Economic study type Cost-effectiveness analysis.
Study population The study population comprised a hypothetical cohort of patients requiring treatment for onychomycosis.
Setting The setting was primary care. The economic study was carried out in the USA.
Dates to which data relate Both the effectiveness and resource use data were derived from studies published between 1993 and 2003. The price year was 2001.
Source of effectiveness data The effectiveness evidence was derived from a synthesis of published studies.
Modelling A user-friendly computerised economic model, the Toenail Onychomycosis Economic Model was used to assess the total costs of onychomycosis treatment. This included not only the costs of medication (base-case analysis) but also other health insurance costs (alternative analysis). No other details of the model were given.

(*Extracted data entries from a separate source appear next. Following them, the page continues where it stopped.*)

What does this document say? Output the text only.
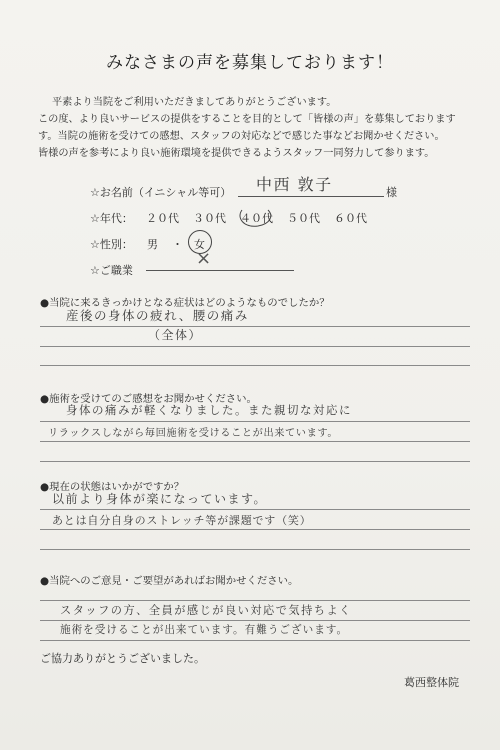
みなさまの声を募集しております！
平素より当院をご利用いただきましてありがとうございます。
この度、より良いサービスの提供をすることを目的として「皆様の声」を募集しております
す。当院の施術を受けての感想、スタッフの対応などで感じた事などお聞かせください。
皆様の声を参考により良い施術環境を提供できるようスタッフ一同努力して参ります。
☆お名前（イニシャル等可） 中西 敦子	様
☆年代： ２０代 ３０代 ４０代 ５０代 ６０代
☆性別： 男 ・ 女
☆ご職業
×
●当院に来るきっかけとなる症状はどのようなものでしたか？
産後の身体の疲れ、腰の痛み
（全体）
●施術を受けてのご感想をお聞かせください。
身体の痛みが軽くなりました。また親切な対応に
リラックスしながら毎回施術を受けることが出来ています。
●現在の状態はいかがですか？
以前より身体が楽になっています。
あとは自分自身のストレッチ等が課題です（笑）
●当院へのご意見・ご要望があればお聞かせください。
スタッフの方、全員が感じが良い対応で気持ちよく
施術を受けることが出来ています。有難うございます。
ご協力ありがとうございました。
葛西整体院
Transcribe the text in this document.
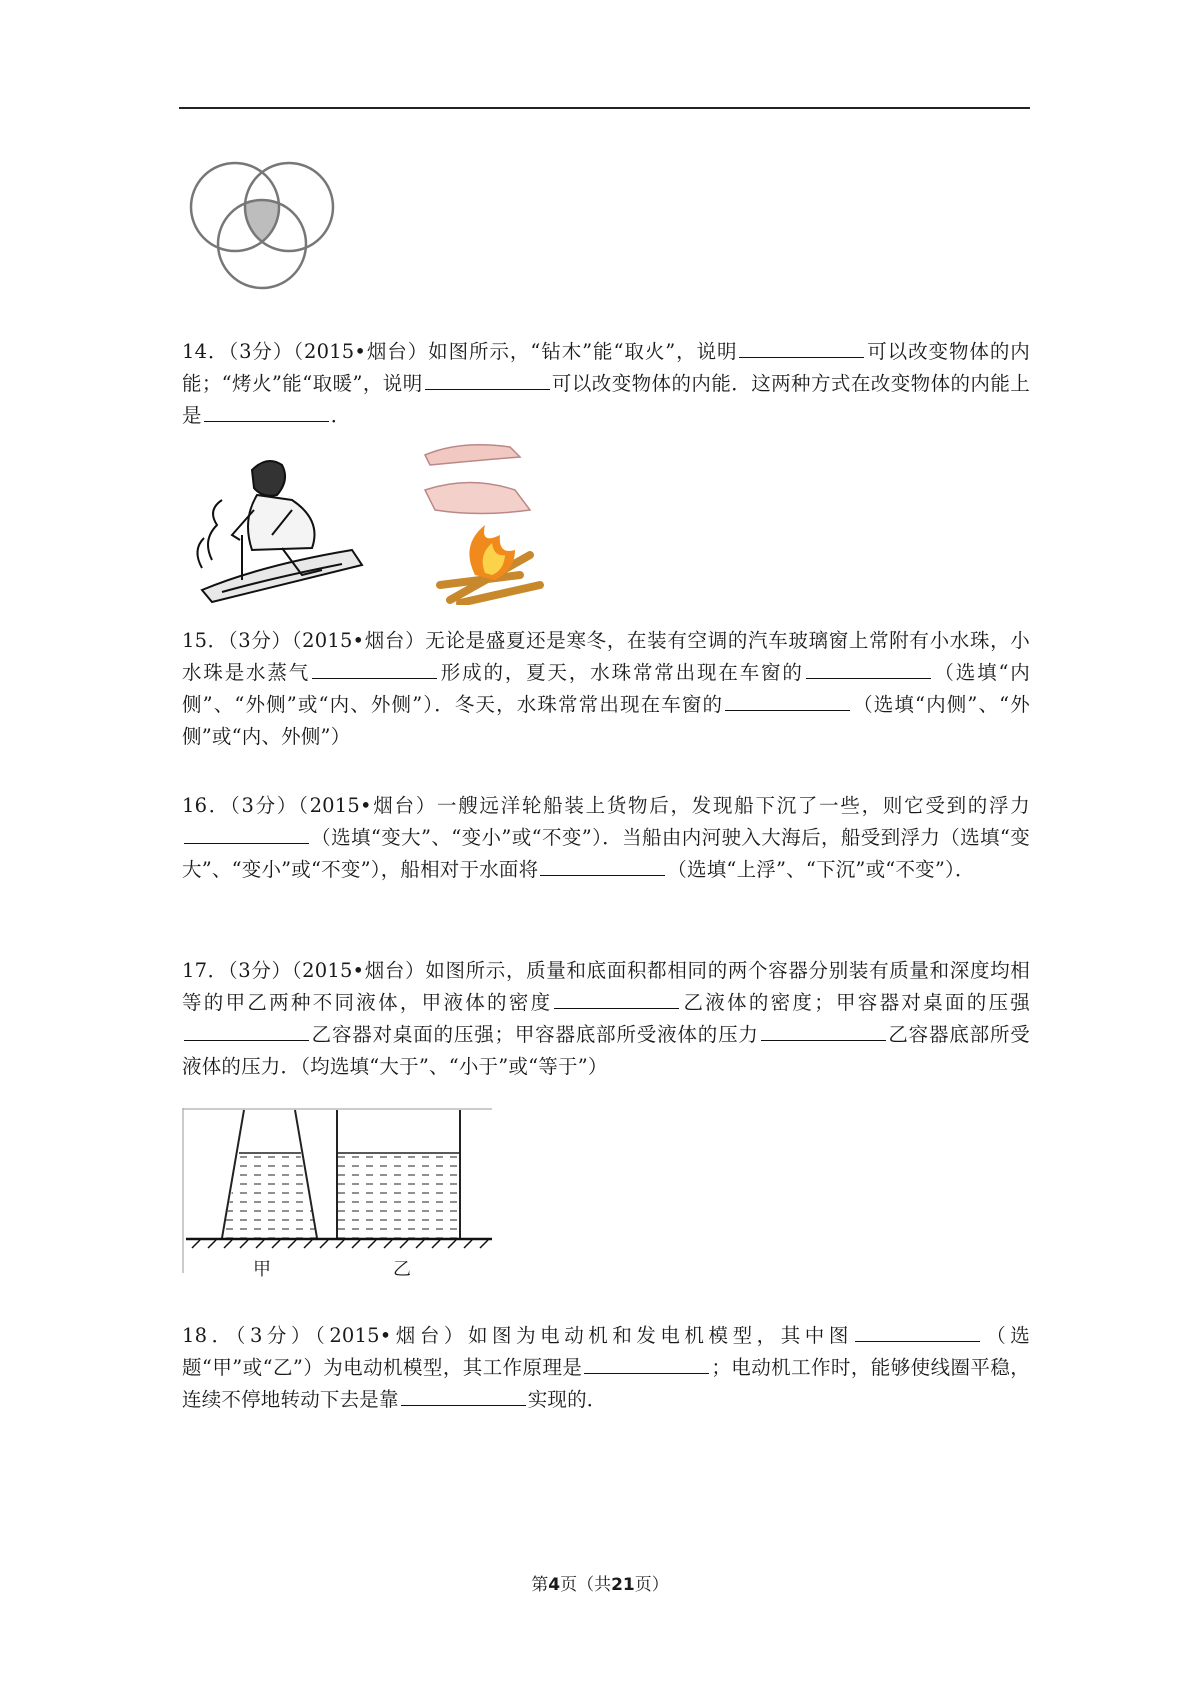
14．（3分）（2015•烟台）如图所示，“钻木”能“取火”，说明	可以改变物体的内能；“烤火”能“取暖”，说明	可以改变物体的内能．这两种方式在改变物体的内能上是	．
15．（3分）（2015•烟台）无论是盛夏还是寒冬，在装有空调的汽车玻璃窗上常附有小水珠，小水珠是水蒸气	形成的，夏天，水珠常常出现在车窗的	（选填“内侧”、“外侧”或“内、外侧”）．冬天，水珠常常出现在车窗的	（选填“内侧”、“外侧”或“内、外侧”）
16．（3分）（2015•烟台）一艘远洋轮船装上货物后，发现船下沉了一些，则它受到的浮力（选填“变大”、“变小”或“不变”）．当船由内河驶入大海后，船受到浮力（选填“变大”、“变小”或“不变”），船相对于水面将	（选填“上浮”、“下沉”或“不变”）．
17．（3分）（2015•烟台）如图所示，质量和底面积都相同的两个容器分别装有质量和深度均相等的甲乙两种不同液体，甲液体的密度	乙液体的密度；甲容器对桌面的压强乙容器对桌面的压强；甲容器底部所受液体的压力	乙容器底部所受液体的压力．（均选填“大于”、“小于”或“等于”）
甲	乙
18．（3分）（2015•烟台）如图为电动机和发电机模型，其中图	（选题“甲”或“乙”）为电动机模型，其工作原理是	；电动机工作时，能够使线圈平稳，连续不停地转动下去是靠	实现的．
第4页（共21页）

Outcomes assessed in the review The outcomes estimated from the literature were the rates of complete cure.
Study designs and other criteria for inclusion in the review A systematic review of the literature was undertaken to identify primary studies. Only double-blinded, randomised clinical trials enrolling at least 50 patients were included in the review. The studies had to report complete cure of a target toenail as an outcome measure. Those studies that reported mycologic cure and clinical cure separately were excluded. Other exclusion criteria were assessment of fingernail onychomycosis and evaluation of medications not available in the USA. A total of 2 clinical trials for GRI, 9 clinical trials for ITRA, 1 clinical trial for FLU, 9 clinical trials for TERB and 2 clinical trials for CICLO were found. For each study, information on the study population, treatment regimen, length of follow-up and study design was provided. Most of these studies included head-to-head comparisons of the drug under analysis.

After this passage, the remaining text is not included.